SILVER SPRING, Md. (ABC7) — The clanging sound of a fire alarm has echoed throughout the halls of a high-rise apartment building 37 times in the last four months, all thanks to one man, Montgomery County Police allege.
The onslaught of malicious fire alarm activations at the Park Montgomery Apartments — located along the 8800 block of Piney Branch Road — began in November.
Seeing as the structure is 16 stories tall, each call required a proper response by the Montgomery County Fire Rescue Service.
By early February, firefighters had been dispatched to 37 false alarms at the building — each activated by a pull station located in the third-floor elevator lobby area. Most of the incidents occurred between the hours of 11 p.m. and 5 a.m.
Irritated, investigators devised a plan with building management and maintenance workers.
Together, they placed a camera within a wooden box, which had an eagle-eyed view of the targeted pull station. However, by the following day, someone had placed a magazine page over the camera lens.
During an undercover sting on the night of February 3, a Montgomery County fire and explosives investigator observed a man activate the pull station. The building alarms sounded within five seconds.
The man had dark skin, black facial hair and was wearing a green-colored kaftan (a robe or tunic with fabric that often reaches the ankles and has long sleeves).
The lieutenant shouted, "Police! Stay where you are!"
Yet, the suspect sprinted away. The lieutenant radioed for backup and then heard the sound of a door shutting.
Three officers descended on a third-floor apartment, knocking on the front door. An older man answered and allowed the police inside.
There they located Estifanos Woldesenbet, 26, in a locked room wearing a hooded sweatshirt and blue jeans.
NEW: Man accused of pulling fire alarm at Silver Spring apartment building 37 times in four months.— Kevin Lewis (@ABC7Kevin) March 15, 2018
26yo Estifanos Woldesenbet told me frequent use of crystal meth made him hear voices.
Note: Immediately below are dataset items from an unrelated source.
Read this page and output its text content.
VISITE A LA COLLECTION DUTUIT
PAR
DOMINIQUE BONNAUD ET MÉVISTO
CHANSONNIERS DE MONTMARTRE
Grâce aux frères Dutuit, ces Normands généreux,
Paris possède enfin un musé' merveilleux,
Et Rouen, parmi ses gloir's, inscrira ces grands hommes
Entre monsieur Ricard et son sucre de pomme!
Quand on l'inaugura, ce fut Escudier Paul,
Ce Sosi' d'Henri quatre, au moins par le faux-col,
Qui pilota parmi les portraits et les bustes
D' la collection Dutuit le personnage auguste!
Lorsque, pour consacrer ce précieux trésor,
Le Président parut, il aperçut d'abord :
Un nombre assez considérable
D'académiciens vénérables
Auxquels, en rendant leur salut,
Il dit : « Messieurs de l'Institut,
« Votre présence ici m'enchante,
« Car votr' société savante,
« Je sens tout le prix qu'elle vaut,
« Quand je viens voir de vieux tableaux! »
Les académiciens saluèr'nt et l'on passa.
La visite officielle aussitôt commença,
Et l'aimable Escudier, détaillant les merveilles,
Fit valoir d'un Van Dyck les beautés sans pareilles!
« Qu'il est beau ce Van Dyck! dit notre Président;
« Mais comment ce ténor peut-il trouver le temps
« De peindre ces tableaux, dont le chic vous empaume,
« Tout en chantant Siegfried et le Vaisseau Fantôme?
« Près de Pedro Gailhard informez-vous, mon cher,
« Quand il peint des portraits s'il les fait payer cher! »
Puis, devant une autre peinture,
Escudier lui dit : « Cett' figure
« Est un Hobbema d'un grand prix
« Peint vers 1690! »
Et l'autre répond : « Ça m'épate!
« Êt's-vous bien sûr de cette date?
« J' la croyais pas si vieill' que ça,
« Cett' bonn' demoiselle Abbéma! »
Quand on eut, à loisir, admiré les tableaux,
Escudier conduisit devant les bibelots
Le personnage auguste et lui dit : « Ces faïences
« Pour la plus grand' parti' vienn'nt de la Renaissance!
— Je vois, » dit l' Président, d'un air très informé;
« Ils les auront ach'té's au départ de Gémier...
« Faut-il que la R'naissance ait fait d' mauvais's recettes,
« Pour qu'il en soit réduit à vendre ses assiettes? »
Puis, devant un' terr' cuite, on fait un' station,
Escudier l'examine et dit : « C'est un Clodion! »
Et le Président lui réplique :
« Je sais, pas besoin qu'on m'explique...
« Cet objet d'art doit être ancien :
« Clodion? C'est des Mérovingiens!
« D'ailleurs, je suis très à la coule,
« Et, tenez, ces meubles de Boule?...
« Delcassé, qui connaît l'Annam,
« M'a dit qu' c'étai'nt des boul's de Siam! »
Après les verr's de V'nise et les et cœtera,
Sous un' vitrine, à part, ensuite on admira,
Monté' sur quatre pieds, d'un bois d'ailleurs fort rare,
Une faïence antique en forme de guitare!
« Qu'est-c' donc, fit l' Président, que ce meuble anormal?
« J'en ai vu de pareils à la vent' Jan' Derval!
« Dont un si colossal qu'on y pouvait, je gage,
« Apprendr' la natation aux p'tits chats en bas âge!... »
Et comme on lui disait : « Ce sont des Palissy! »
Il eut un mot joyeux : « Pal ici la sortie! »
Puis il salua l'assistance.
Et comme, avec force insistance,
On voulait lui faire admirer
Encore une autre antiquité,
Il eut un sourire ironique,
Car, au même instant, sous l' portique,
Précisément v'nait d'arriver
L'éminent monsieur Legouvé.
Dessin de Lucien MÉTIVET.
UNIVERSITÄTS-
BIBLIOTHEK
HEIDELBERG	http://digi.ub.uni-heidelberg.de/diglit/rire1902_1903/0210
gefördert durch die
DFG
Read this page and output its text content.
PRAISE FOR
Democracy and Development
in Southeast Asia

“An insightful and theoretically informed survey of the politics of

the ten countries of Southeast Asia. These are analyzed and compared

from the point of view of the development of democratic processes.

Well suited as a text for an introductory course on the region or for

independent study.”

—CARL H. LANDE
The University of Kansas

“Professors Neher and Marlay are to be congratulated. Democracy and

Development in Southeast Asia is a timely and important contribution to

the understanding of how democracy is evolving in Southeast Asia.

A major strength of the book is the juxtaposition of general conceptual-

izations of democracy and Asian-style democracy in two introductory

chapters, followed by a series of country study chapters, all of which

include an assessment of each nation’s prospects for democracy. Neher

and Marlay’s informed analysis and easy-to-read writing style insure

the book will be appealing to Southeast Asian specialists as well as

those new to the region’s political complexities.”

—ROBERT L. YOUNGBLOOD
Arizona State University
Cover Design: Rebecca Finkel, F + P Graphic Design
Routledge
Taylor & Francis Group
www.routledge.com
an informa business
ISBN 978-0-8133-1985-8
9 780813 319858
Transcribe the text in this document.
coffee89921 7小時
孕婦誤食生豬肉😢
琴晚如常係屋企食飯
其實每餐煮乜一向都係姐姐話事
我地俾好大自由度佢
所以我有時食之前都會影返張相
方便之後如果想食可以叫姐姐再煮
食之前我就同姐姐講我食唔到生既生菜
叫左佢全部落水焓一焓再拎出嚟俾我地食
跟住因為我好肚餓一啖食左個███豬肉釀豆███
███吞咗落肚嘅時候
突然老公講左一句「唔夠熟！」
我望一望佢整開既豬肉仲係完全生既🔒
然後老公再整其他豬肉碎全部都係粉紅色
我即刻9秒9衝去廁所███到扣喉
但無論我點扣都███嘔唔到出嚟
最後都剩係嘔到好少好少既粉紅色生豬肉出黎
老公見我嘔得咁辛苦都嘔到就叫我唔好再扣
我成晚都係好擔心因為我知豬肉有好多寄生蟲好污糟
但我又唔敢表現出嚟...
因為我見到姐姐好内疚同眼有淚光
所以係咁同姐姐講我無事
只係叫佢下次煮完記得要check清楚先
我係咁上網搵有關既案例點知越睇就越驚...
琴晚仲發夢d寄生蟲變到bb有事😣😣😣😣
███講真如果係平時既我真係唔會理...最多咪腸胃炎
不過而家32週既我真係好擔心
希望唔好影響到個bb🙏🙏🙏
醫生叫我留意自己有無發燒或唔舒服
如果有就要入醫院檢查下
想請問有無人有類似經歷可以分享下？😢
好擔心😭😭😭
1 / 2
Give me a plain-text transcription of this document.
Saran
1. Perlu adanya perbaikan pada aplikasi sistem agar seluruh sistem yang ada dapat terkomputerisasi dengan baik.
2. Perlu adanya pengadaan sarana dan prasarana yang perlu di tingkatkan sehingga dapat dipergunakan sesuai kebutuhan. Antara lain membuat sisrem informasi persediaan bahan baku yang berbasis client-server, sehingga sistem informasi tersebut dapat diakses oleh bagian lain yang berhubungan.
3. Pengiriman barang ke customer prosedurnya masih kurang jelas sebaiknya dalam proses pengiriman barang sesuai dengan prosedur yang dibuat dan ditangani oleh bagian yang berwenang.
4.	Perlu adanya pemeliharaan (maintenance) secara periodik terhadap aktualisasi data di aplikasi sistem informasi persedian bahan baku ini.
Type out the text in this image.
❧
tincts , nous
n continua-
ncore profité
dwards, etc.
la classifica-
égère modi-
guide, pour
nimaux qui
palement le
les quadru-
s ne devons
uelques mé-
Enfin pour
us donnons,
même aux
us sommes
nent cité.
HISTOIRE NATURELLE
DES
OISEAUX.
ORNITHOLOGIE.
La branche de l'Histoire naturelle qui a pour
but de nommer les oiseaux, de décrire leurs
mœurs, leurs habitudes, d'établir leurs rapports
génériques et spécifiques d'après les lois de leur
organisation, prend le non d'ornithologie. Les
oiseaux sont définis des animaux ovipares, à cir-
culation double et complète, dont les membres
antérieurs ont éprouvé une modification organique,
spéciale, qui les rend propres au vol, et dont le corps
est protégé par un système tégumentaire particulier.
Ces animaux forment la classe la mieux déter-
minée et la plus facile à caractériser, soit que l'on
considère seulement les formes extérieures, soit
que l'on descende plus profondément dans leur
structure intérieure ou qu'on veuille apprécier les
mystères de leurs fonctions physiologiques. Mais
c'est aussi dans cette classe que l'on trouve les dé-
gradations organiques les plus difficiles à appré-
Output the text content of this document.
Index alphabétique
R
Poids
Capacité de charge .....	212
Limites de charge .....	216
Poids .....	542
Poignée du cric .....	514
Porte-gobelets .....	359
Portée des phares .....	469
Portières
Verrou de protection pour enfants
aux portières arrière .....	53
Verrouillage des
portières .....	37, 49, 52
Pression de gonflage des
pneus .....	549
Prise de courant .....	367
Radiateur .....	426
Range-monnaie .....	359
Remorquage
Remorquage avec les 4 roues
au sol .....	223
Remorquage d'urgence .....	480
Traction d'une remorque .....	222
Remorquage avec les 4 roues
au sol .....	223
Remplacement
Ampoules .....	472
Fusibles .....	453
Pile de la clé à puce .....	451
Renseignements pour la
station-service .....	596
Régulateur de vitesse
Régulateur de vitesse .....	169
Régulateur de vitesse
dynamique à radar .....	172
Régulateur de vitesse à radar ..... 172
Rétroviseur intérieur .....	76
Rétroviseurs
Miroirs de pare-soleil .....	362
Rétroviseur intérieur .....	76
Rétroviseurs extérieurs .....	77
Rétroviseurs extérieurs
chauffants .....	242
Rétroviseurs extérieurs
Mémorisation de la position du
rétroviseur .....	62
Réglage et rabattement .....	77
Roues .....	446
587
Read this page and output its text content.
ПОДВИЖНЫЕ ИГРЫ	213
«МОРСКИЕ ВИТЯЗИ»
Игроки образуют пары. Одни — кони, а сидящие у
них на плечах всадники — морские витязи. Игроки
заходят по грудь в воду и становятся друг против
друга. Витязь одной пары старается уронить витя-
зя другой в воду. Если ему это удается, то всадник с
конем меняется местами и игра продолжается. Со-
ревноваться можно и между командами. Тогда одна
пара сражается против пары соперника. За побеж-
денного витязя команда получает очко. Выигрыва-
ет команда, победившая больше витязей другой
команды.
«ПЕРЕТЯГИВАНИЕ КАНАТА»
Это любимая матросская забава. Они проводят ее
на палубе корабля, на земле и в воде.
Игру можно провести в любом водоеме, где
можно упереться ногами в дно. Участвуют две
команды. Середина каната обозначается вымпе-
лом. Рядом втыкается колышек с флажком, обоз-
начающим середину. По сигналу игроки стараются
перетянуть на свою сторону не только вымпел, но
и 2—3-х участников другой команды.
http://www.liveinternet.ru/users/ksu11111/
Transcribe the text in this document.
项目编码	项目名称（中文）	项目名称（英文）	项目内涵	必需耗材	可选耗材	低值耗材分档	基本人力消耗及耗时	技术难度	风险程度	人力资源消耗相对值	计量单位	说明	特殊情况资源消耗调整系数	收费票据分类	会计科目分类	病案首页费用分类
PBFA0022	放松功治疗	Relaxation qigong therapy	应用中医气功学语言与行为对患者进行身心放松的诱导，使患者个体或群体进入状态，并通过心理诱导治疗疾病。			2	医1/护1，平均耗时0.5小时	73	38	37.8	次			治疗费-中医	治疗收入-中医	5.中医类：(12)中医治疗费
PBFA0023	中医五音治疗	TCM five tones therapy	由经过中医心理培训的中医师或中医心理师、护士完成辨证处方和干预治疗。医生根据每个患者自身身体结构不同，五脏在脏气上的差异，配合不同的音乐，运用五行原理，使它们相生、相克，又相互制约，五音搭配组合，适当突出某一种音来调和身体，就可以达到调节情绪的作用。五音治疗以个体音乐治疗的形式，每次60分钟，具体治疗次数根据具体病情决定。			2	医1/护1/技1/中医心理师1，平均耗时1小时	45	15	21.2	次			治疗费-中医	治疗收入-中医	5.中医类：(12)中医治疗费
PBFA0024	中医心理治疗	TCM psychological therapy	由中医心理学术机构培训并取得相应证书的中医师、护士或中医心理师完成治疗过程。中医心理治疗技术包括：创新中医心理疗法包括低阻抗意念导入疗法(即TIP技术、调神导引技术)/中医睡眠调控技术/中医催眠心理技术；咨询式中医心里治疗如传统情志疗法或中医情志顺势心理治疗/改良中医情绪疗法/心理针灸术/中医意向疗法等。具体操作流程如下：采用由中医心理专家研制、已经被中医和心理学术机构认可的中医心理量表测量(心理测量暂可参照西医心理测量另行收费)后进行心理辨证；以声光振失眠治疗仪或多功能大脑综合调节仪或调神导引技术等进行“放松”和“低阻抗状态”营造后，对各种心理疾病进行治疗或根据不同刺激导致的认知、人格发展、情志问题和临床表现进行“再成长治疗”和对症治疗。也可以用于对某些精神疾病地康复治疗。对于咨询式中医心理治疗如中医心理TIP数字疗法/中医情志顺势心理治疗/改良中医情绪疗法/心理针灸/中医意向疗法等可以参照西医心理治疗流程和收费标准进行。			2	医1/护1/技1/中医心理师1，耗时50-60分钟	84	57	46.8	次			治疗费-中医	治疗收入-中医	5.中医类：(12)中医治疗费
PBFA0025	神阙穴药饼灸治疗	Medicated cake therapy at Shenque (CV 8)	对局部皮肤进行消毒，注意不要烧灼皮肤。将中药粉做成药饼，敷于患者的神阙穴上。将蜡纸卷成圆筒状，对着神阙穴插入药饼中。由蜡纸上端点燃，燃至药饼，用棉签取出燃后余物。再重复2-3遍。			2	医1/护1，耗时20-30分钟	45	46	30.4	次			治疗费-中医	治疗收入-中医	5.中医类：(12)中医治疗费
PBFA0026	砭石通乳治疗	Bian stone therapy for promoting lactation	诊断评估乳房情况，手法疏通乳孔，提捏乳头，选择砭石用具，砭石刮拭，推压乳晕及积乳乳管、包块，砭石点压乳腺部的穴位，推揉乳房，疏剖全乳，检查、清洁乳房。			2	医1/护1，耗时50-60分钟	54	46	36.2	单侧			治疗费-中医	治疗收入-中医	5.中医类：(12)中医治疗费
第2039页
He added that setting off the alarm relieved his tension/anger.
He faces 10 years in prison. pic.twitter.com/73HYvTD8zv
Woldesenbet reportedly told police he had been sleeping, but officers noted he appeared "wide-eyed and anxious." When questioned about his level of alertness, Woldesenbet explained he had used "crack" earlier in the night.
Investigators returned to Woldesenbet's apartment three days later, this time armed with a search warrant.
That search uncovered the green kaftan and a magazine with a missing page, which aligned with the page used to cover the concealed camera.
The 26-year-old subsequently admitted to activating the fire alarm "at least 10 times", investigators say.
Authorities explain that not only did Woldesenbet waste hundreds of emergency man hours, but also created a "boy who cried wolf effect" within the apartment building.
For instance, many building residents no longer evacuate when they hear the fire alarm because they think it is merely another prank.
“If they are going off all the time and there is no real emergency, people are going to get complacent, they’re going to think it’s just another alarm bell, another false alarm, when if in fact there is a real emergency, they won’t evacuate," said Pete Piringer, spokesman for the Montgomery County Fire Rescue Service.
On Thursday, Woldesenbet told ABC7 News that frequent use of crystal methamphetamine caused him to hear voices and struggle with anger management.
Pulling the fire alarm, he explained, was not for fun, but rather therapeutic, relieving tension, anxiety and stress.
When asked if he ever feared getting caught, Woldesenbet confidently said "no," adding that he did not think it was that big of a deal.
To his credit, the 26-year-old claims he has not used illegal drugs for two months and is now seeing a therapist.
Woldesenbet has been charged with causing a false fire alarm, possession of drug paraphernalia and reckless endangerment. He faces up to 10 years in prison.
The Maryland Office of the Public Defender is representing Woldesenbet. It does not talk with the press about pending cases.